Oh, so YOU'RE the guy who got the only good one! Congratulations!!!


----------



## Chris (Feb 8, 2001)

Yes, it has a loud clunk when flushing, but I find that to be reassuring, more than anything else. It means it's working, dammit!  



Mississauga said:


> Oh, so YOU'RE the guy who got the only good one! Congratulations!!!



Yes, Mississauga. Thanks for your kind sentiments. I hate it when good news is pooh-pooed! :lmao:


----------



## Mississauga (Oct 27, 2001)

Chris said:


> Yes, it has a loud clunk when flushing, but I find that to be reassuring, more than anything else. It means it's working, dammit!

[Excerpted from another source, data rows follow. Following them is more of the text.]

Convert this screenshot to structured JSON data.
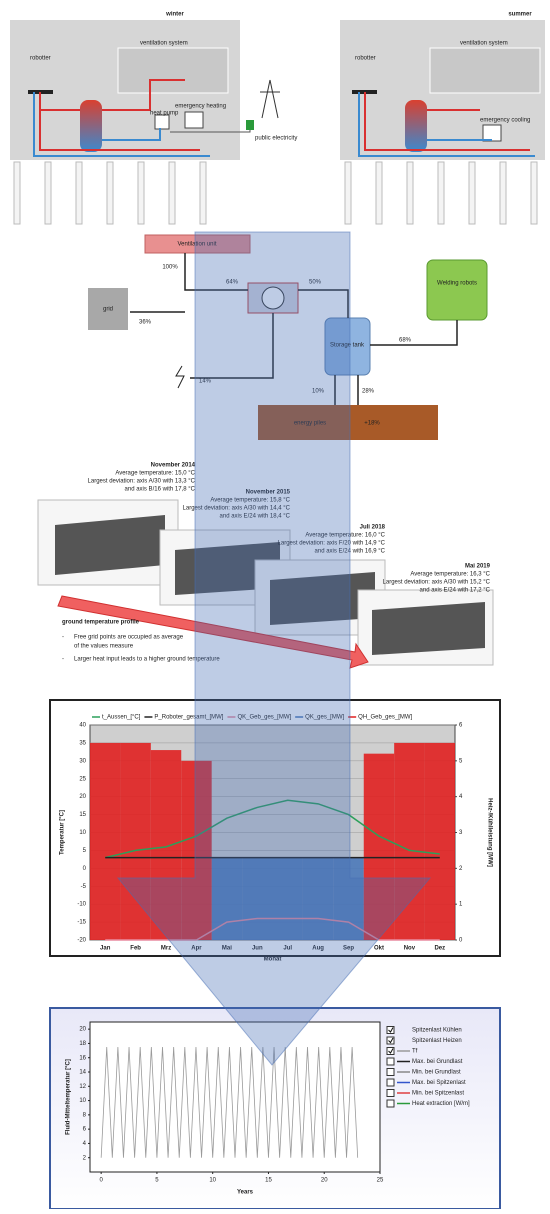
{
  "winter": {
    "title": "winter",
    "labels": [
      "robotter",
      "ventilation system",
      "heat pump",
      "emergency heating",
      "public electricity"
    ]
  },
  "summer": {
    "title": "summer",
    "labels": [
      "robotter",
      "ventilation system",
      "emergency cooling"
    ]
  },
  "flow": {
    "ventilation": "Ventilation unit",
    "grid": "grid",
    "robots": "Welding robots",
    "storage": "Storage tank",
    "piles": "energy piles",
    "gain": "+18%",
    "shares": [
      "100%",
      "64%",
      "50%",
      "36%",
      "68%",
      "14%",
      "10%",
      "28%"
    ]
  },
  "measurements": [
    {
      "title": "November 2014",
      "lines": [
        "Average temperature: 15,0 °C",
        "Largest deviation: axis A/30 with 13,3 °C",
        "and axis B/16 with 17,8 °C"
      ]
    },
    {
      "title": "November 2015",
      "lines": [
        "Average temperature: 15,8 °C",
        "Largest deviation: axis A/30 with 14,4 °C",
        "and axis E/24 with 18,4 °C"
      ]
    },
    {
      "title": "Juli 2018",
      "lines": [
        "Average temperature: 16,0 °C",
        "Largest deviation: axis F/20 with 14,9 °C",
        "and axis E/24 with 16,9 °C"
      ]
    },
    {
      "title": "Mai 2019",
      "lines": [
        "Average temperature: 16,3 °C",
        "Largest deviation: axis A/30 with 15,2 °C",
        "and axis E/24 with 17,2 °C"
      ]
    }
  ],
  "profile": {
    "title": "ground temperature profile",
    "bullets": [
      [
        "Free grid points are occupied as average",
        "of the values measure"
      ],
      [
        "Larger heat input leads to a higher ground temperature"
      ]
    ]
  },
  "charts": [
    {
      "type": "bar-line",
      "xlabel": "Monat",
      "ylabel": "Temperatur [°C]",
      "y2label": "Heiz-/Kühlleistung [MW]",
      "categories": [
        "Jan",
        "Feb",
        "Mrz",
        "Apr",
        "Mai",
        "Jun",
        "Jul",
        "Aug",
        "Sep",
        "Okt",
        "Nov",
        "Dez"
      ],
      "ylim": [
        -20,
        40
      ],
      "yticks": [
        -20,
        -15,
        -10,
        -5,
        0,
        5,
        10,
        15,
        20,
        25,
        30,
        35,
        40
      ],
      "y2lim": [
        0,
        6
      ],
      "y2ticks": [
        0,
        1,
        2,
        3,
        4,
        5,
        6
      ],
      "grid": true,
      "series": [
        {
          "name": "t_Aussen_[°C]",
          "color": "#2ca05a",
          "kind": "line",
          "values": [
            3,
            5,
            6,
            9,
            14,
            17,
            19,
            18,
            15,
            9,
            5,
            4
          ]
        },
        {
          "name": "P_Roboter_gesamt_[MW]",
          "color": "#222222",
          "kind": "line",
          "axis": "y2",
          "values": [
            2.3,
            2.3,
            2.3,
            2.3,
            2.3,
            2.3,
            2.3,
            2.3,
            2.3,
            2.3,
            2.3,
            2.3
          ]
        },
        {
          "name": "QK_Geb_ges_[MW]",
          "color": "#e88ca0",
          "kind": "line",
          "axis": "y2",
          "values": [
            0,
            0,
            0,
            0,
            0.5,
            0.6,
            0.6,
            0.6,
            0.5,
            0,
            0,
            0
          ]
        },
        {
          "name": "QK_ges_[MW]",
          "color": "#4a78b8",
          "kind": "bar",
          "axis": "y2",
          "values": [
            0,
            0,
            0,
            0,
            2.3,
            2.3,
            2.3,
            2.3,
            2.3,
            0,
            0,
            0
          ]
        },
        {
          "name": "QH_Geb_ges_[MW]",
          "color": "#e02020",
          "kind": "bar",
          "axis": "y2",
          "values": [
            5.5,
            5.5,
            5.3,
            5.0,
            0,
            0,
            0,
            0,
            0,
            5.2,
            5.5,
            5.5
          ]
        }
      ]
    },
    {
      "type": "line",
      "xlabel": "Years",
      "ylabel": "Fluid-Mitteltemperatur [°C]",
      "xlim": [
        -1,
        25
      ],
      "xticks": [
        0,
        5,
        10,
        15,
        20,
        25
      ],
      "ylim": [
        0,
        21
      ],
      "yticks": [
        2,
        4,
        6,
        8,
        10,
        12,
        14,
        16,
        18,
        20
      ],
      "x": [
        0,
        0.5,
        1,
        1.5,
        2,
        2.5,
        3,
        3.5,
        4,
        4.5,
        5,
        5.5,
        6,
        6.5,
        7,
        7.5,
        8,
        8.5,
        9,
        9.5,
        10,
        10.5,
        11,
        11.5,
        12,
        12.5,
        13,
        13.5,
        14,
        14.5,
        15,
        15.5,
        16,
        16.5,
        17,
        17.5,
        18,
        18.5,
        19,
        19.5,
        20,
        20.5,
        21,
        21.5,
        22,
        22.5,
        23,
        23.5,
        24
      ],
      "series": [
        {
          "name": "Tf",
          "color": "#9a9a9a",
          "values": [
            2,
            17.5,
            2,
            17.5,
            2,
            17.5,
            2,
            17.5,
            2,
            17.5,
            2,
            17.5,
            2,
            17.5,
            2,
            17.5,
            2,
            17.5,
            2,
            17.5,
            2,
            17.5,
            2,
            17.5,
            2,
            17.5,
            2,
            17.5,
            2,
            17.5,
            2,
            17.5,
            2,
            17.5,
            2,
            17.5,
            2,
            17.5,
            2,
            17.5,
            2,
            17.5,
            2,
            17.5,
            2,
            17.5,
            2
          ]
        }
      ],
      "legend": [
        {
          "name": "Spitzenlast Kühlen",
          "checked": true
        },
        {
          "name": "Spitzenlast Heizen",
          "checked": true
        },
        {
          "name": "Tf",
          "checked": true,
          "color": "#9a9a9a"
        },
        {
          "name": "Max. bei Grundlast",
          "checked": false,
          "color": "#222222"
        },
        {
          "name": "Min. bei Grundlast",
          "checked": false,
          "color": "#888888"
        },
        {
          "name": "Max. bei Spitzenlast",
          "checked": false,
          "color": "#3355cc"
        },
        {
          "name": "Min. bei Spitzenlast",
          "checked": false,
          "color": "#e04040"
        },
        {
          "name": "Heat extraction [W/m]",
          "checked": false,
          "color": "#2a9a3a"
        }
      ]
    }
  ]
}
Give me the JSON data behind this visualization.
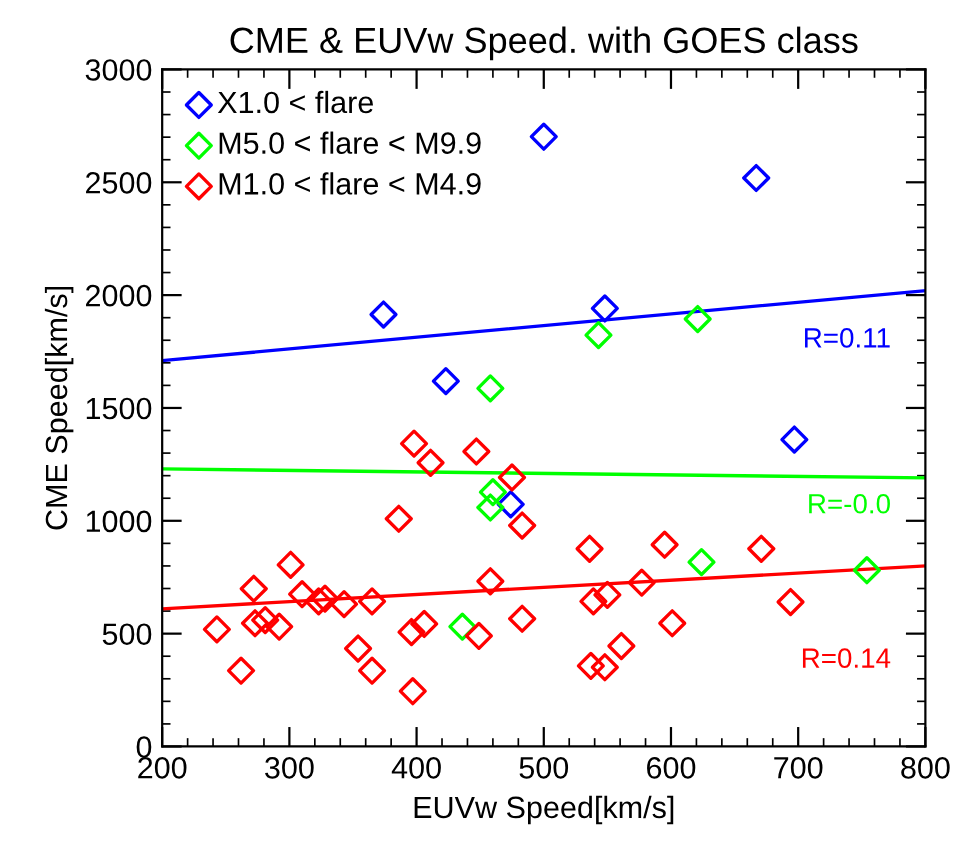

Or you seriously need to change the fiber content of your diet!


----------



## Chris (Feb 8, 2001)

Mississauga said:


> Or you seriously need to change the fiber content of your diet!


:lmao: 

My daughter had the habit of flushing ANYTHING she deemed "icky". This resulted in some serious plunger sessions. Since the Champion was installed, no, that is NOT ONE plunger event! 

Of course, she is older now, and I suspect that her flushing habits are a bit more mainstream.


----------



## skinnyboy (Oct 7, 2007)

*Update*

So far so good!

Outside the the initial frustration of setting the tank to the bowl the remaining install was straight forward and without any problems (much easier than installing the faucet on my pedestal sink  ).

For two weeks now it's been doing it's job without any issues. Yes, it makes a "clunk" sound when you flush but it's not nearly as loud as some of the posters made it out to be on the website I mentioned earlier.

I still don't believe it's a good DYI toilet to install unless you have the patience to do some research and get a "heads up" on what you're getting into with this particular model.


----------